My goal this year is to get through a read-through and edit of my first draft of my next novel. Some writers love this process. I find it about as much fun as dental work. I know when it’s finished I’ll like where it led, but the process is painful. Editing fills me with doubt. What was I thinking? Is any of this good? I should just quit now while I’m ahead. Forget these 60,000 words and start over.
Every once in a while, I find a gem. It might be just a paragraph; maybe a page; sometimes just a bit of dialog. Like this:
“Remember before we had elastic?”
Oh Lord, I know what’s coming next. She’s going to talk about underwear.

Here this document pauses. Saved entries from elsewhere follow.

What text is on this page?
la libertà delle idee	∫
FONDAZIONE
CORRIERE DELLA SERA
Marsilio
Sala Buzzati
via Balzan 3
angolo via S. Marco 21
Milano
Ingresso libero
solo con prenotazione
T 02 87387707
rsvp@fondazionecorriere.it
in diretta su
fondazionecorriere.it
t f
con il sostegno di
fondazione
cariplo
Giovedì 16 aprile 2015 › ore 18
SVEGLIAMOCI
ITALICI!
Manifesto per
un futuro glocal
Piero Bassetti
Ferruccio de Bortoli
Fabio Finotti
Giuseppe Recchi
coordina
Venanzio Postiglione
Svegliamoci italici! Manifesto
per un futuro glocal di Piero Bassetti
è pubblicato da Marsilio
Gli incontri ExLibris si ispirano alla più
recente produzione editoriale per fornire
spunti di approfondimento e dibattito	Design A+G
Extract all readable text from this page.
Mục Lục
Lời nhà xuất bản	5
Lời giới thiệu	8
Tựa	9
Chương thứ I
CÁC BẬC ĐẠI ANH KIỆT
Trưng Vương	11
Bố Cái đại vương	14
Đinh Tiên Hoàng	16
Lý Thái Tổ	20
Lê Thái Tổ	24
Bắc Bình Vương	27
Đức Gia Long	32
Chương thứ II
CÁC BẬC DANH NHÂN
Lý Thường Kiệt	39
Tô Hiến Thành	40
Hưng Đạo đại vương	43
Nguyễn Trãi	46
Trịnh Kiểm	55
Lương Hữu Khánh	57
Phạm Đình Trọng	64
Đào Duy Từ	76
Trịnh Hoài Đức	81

“Remember how a gal could be just walking down the sidewalk or standing in line at the grocery store, and, ping.” She makes a vibrating sound, pulling her tongue to the roof of her mouth. “The rubber band broke and down came her panties.
I feel my neck prickle when Loretta says panties, emphasizing the “T” overly distinct. I don’t know why that word bothers me, but it does.
“Someone told me the British have a tidy word for underwear. Smalls,” I say. “I like their tendency for understatement. Or we could just say underthings.”
Loretta throws her head back, her curls bouncing as if to accent her complete delight.
“Okay, okay. Smalls it is,” she says. She draws small out into two syllables and flutters her eyelashes. “Did someone’s smalls ever go down when you worked at the bank?”
“Plenty of times. A woman would just be standing there, prim and proper as can be, and all of a sudden I’d hear a yelp like a mouse ran across her shoe. She’d jump, quick grab her underthings, I mean smalls, and bolt for the door in complete and utter embarrassment.”
I particularly like this little bit of forgotten history. I wonder how we’d adapt our behavior today if we thought at any moment we could be exposed and vulnerable.